Food is a little like music: it attaches itself to people and places and moments, usually poignant ones, so you wind up eating to remember, and your memories season the food. That’s why we like our own cooking and singing more than other people do.
For me, white beans are attached to the year I spent wandering the streets of Barcelona in my early twenties, before mortgages and itemized deductions, before everything but the kind of hunger you don’t want to satisfy. I ate white beans in smokey bars, where hams hung over the espresso machine, and women tending terra cotta crocks called you mi amor. You mashed the beans against the roof of your mouth with your tongue, and the best ones burst like olives filled with humus, which you washed down with the oil in the bottom of the bowl. I eat them now because they taste like everything I hoped to do.

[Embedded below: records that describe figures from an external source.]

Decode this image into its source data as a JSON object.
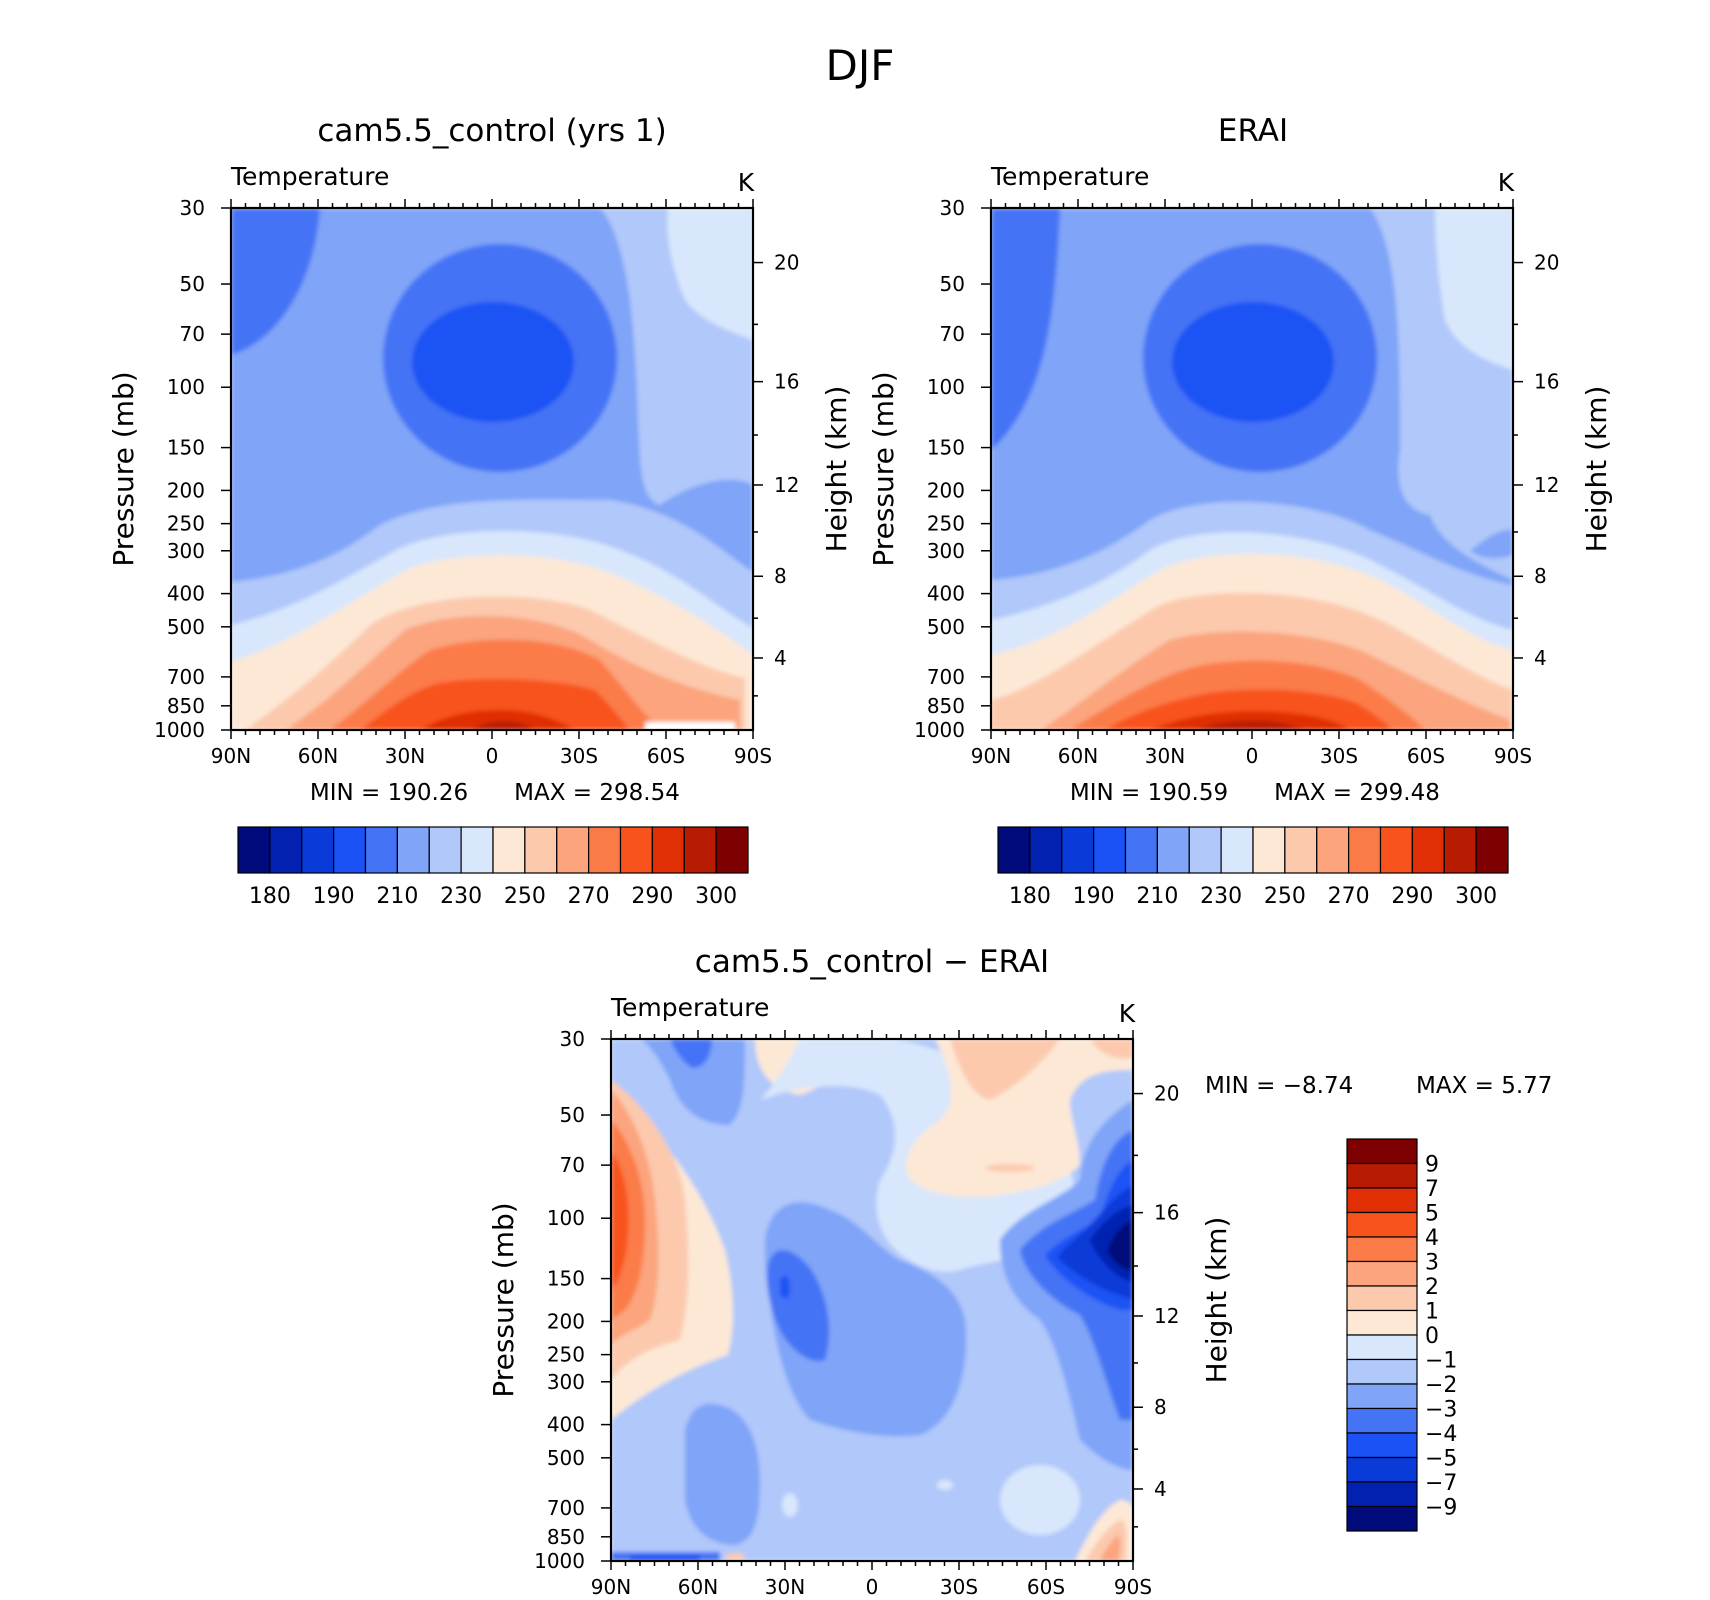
{
  "figure": {
    "title": "DJF"
  },
  "colors": {
    "palette": [
      "#000a7a",
      "#0321b0",
      "#0a3ad8",
      "#1a52f5",
      "#4573f5",
      "#7fa4f8",
      "#b1c8fa",
      "#d8e7fc",
      "#fde8d6",
      "#fcc9ad",
      "#fba47d",
      "#fb7b48",
      "#f8531d",
      "#e02f05",
      "#b71b02",
      "#7e0000"
    ]
  },
  "chart_data": [
    {
      "type": "heatmap",
      "title": "cam5.5_control (yrs 1)",
      "field_label": "Temperature",
      "units": "K",
      "ylabel": "Pressure (mb)",
      "y2label": "Height (km)",
      "x_ticks": [
        "90N",
        "60N",
        "30N",
        "0",
        "30S",
        "60S",
        "90S"
      ],
      "y_ticks": [
        30,
        50,
        70,
        100,
        150,
        200,
        250,
        300,
        400,
        500,
        700,
        850,
        1000
      ],
      "y2_ticks": [
        20,
        16,
        12,
        8,
        4
      ],
      "y_log": true,
      "min_label": "MIN = 190.26",
      "max_label": "MAX = 298.54",
      "colorbar_labels": [
        "180",
        "190",
        "210",
        "230",
        "250",
        "270",
        "290",
        "300"
      ]
    },
    {
      "type": "heatmap",
      "title": "ERAI",
      "field_label": "Temperature",
      "units": "K",
      "ylabel": "Pressure (mb)",
      "y2label": "Height (km)",
      "x_ticks": [
        "90N",
        "60N",
        "30N",
        "0",
        "30S",
        "60S",
        "90S"
      ],
      "y_ticks": [
        30,
        50,
        70,
        100,
        150,
        200,
        250,
        300,
        400,
        500,
        700,
        850,
        1000
      ],
      "y2_ticks": [
        20,
        16,
        12,
        8,
        4
      ],
      "y_log": true,
      "min_label": "MIN = 190.59",
      "max_label": "MAX = 299.48",
      "colorbar_labels": [
        "180",
        "190",
        "210",
        "230",
        "250",
        "270",
        "290",
        "300"
      ]
    },
    {
      "type": "heatmap",
      "title": "cam5.5_control − ERAI",
      "field_label": "Temperature",
      "units": "K",
      "ylabel": "Pressure (mb)",
      "y2label": "Height (km)",
      "x_ticks": [
        "90N",
        "60N",
        "30N",
        "0",
        "30S",
        "60S",
        "90S"
      ],
      "y_ticks": [
        30,
        50,
        70,
        100,
        150,
        200,
        250,
        300,
        400,
        500,
        700,
        850,
        1000
      ],
      "y2_ticks": [
        20,
        16,
        12,
        8,
        4
      ],
      "y_log": true,
      "min_label": "MIN =    −8.74",
      "max_label": "MAX =     5.77",
      "colorbar_labels": [
        "9",
        "7",
        "5",
        "4",
        "3",
        "2",
        "1",
        "0",
        "−1",
        "−2",
        "−3",
        "−4",
        "−5",
        "−7",
        "−9"
      ]
    }
  ]
}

This dish comes from someone else who cooks in stories, Michelle Hooton, master of the award-winning food blog bitebymichelle. Hooton used to run an Italian grocery, and she made periodic eating/buying trips to Italy. Here’s a story from one of them:
“Every day we drove to a different Etruscan town where we would spend the morning roaming through the cobblestone streets. We would book a late sitting for lunch and spend a couple of hours enjoying the local cuisine. One of our most memorable noon time meals was in Cortona at the superb trattoria La Grotta… We were seated next to a table of four workmen. Trying not to be conspicuous, we ordered everything that they had on their table… They noticed what we had done and thought that it was wonderful. One dish that we had not seen on their table was the fagioli cannellini al forno. The workmen were adamant that we try this beloved local dish – so we did! Sheer bliss…”
There is no exact recipe for cooking dried beans. It depends on freshness and quality.
Yellow Eyed Beans – Tuscan Style
For 4-6
250g dried yellow eyed beans, soaked overnight in cold water
1 plum tomato
3-4 garlic cloves, whole and unpeeled
A bunch of fresh sage
Sea salt and freshly ground black pepper
5-6 tbsp extra-virgin olive oil
Place the beans in a large bean crock and cover them with water. Leave to soak overnight, then, when ready to cook the beans, drain and rinse them.
Place the beans in a large, thick-bottomed pan and add enough water to cover them by 2 inches. Add the tomato, garlic and sage and bring to a boil, skimming off any scum from the surface. Lower the heat to a simmer and continue cooking uncovered until the beans are tender, adding more water when needed to keep the beans covered. The cooking time will vary depending on the freshness of the beans; it can take from 45 minutes to 1½ hours.
When the beans are ready, they should be tender and the skins soft. Season with salt and pepper.”